Entre tantos cruzados de linhas,
E mais de um veio principal
Onde descambam as águas dos meus dias.
Não tenho noção do que seja a palma da minha mão,
Reconheço, e já é volumoso
As coisas que toco, a embaralhar meu destino.
Reconheço, quando a espalmo frente aos olhos,
Alguns poros suados, o anel centenário,
A cor, que coincide com a cor do meu corpo inteiro.

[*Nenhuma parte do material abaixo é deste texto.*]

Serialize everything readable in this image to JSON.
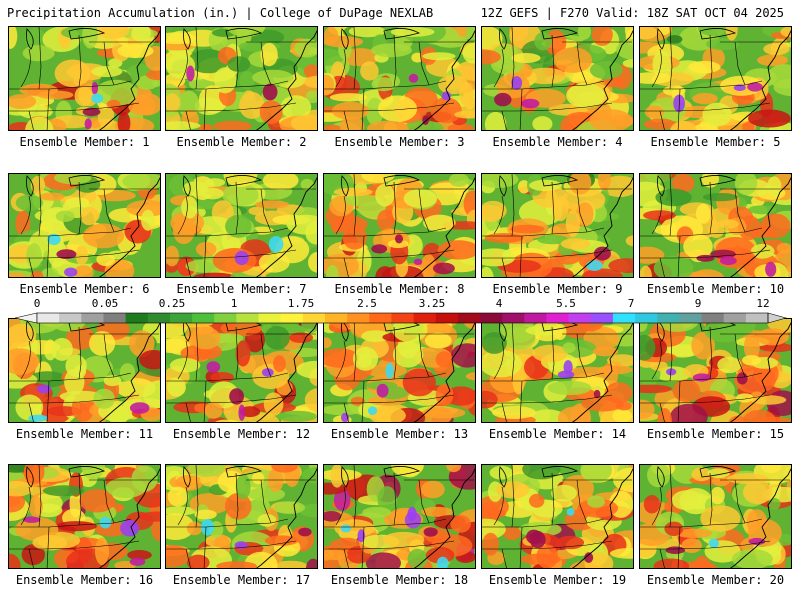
{
  "header": {
    "title": "Precipitation Accumulation (in.) | College of DuPage NEXLAB",
    "run_info": "12Z GEFS | F270 Valid: 18Z SAT OCT 04 2025"
  },
  "colorbar": {
    "tick_labels": [
      "0",
      "0.05",
      "0.25",
      "1",
      "1.75",
      "2.5",
      "3.25",
      "4",
      "5.5",
      "7",
      "9",
      "12"
    ],
    "colors": [
      "#e8e8e8",
      "#c8c8c8",
      "#a0a0a0",
      "#7f7f7f",
      "#1f7a1f",
      "#2e8b2e",
      "#3ca33c",
      "#4cbf3c",
      "#7fcf3f",
      "#b5e23c",
      "#e8f23c",
      "#fff23c",
      "#ffd633",
      "#ffb428",
      "#ff9122",
      "#ff6a1a",
      "#f24414",
      "#e0200f",
      "#c4100c",
      "#a30a1a",
      "#8b0a3a",
      "#a0106a",
      "#c018a0",
      "#e020d0",
      "#c040f0",
      "#9a50ff",
      "#30e0ff",
      "#30c8e0",
      "#40b0b0",
      "#60a0a0",
      "#808080",
      "#a0a0a0",
      "#c0c0c0"
    ]
  },
  "members": [
    {
      "label": "Ensemble Member: 1",
      "intensity": 0.75
    },
    {
      "label": "Ensemble Member: 2",
      "intensity": 0.35
    },
    {
      "label": "Ensemble Member: 3",
      "intensity": 0.5
    },
    {
      "label": "Ensemble Member: 4",
      "intensity": 0.65
    },
    {
      "label": "Ensemble Member: 5",
      "intensity": 0.55
    },
    {
      "label": "Ensemble Member: 6",
      "intensity": 0.5
    },
    {
      "label": "Ensemble Member: 7",
      "intensity": 0.4
    },
    {
      "label": "Ensemble Member: 8",
      "intensity": 0.6
    },
    {
      "label": "Ensemble Member: 9",
      "intensity": 0.45
    },
    {
      "label": "Ensemble Member: 10",
      "intensity": 0.6
    },
    {
      "label": "Ensemble Member: 11",
      "intensity": 0.55
    },
    {
      "label": "Ensemble Member: 12",
      "intensity": 0.8
    },
    {
      "label": "Ensemble Member: 13",
      "intensity": 0.8
    },
    {
      "label": "Ensemble Member: 14",
      "intensity": 0.55
    },
    {
      "label": "Ensemble Member: 15",
      "intensity": 0.65
    },
    {
      "label": "Ensemble Member: 16",
      "intensity": 0.8
    },
    {
      "label": "Ensemble Member: 17",
      "intensity": 0.55
    },
    {
      "label": "Ensemble Member: 18",
      "intensity": 0.9
    },
    {
      "label": "Ensemble Member: 19",
      "intensity": 0.7
    },
    {
      "label": "Ensemble Member: 20",
      "intensity": 0.5
    }
  ]
}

Na aventura a que me lancei,
Em me procurar e me achar,
Em algumas partes de mim deu pra ver
Outras nem que eu virasse o mundo o contrário
Daria para medir, saber, esboçar.
Alguém, como eu, desconhece, numa vista frontal
O seu crânio, seu cabelo, tal como tal, são?
Ou conhece seus buracos
Que só na cabeça contam-se sete,
Afora os outros por onde se mete
Nosso temor, dizer explorar.
E os seus encontros de mãos e pernas,
Como uma árvore, quem conhece?
O por trás todo, ninguém sabe o que é.
Sabemos dos outros, também minúcias,
Nada de definido se sabe
O que conhecemos de nós mesmos
Também os ouros conhecem,
E somos mais conhecidos por eles,
Do que por nós, da mesma forma inversa.
Se por fora de nós pouco sabemos,
Imagine um devaneio por dentro.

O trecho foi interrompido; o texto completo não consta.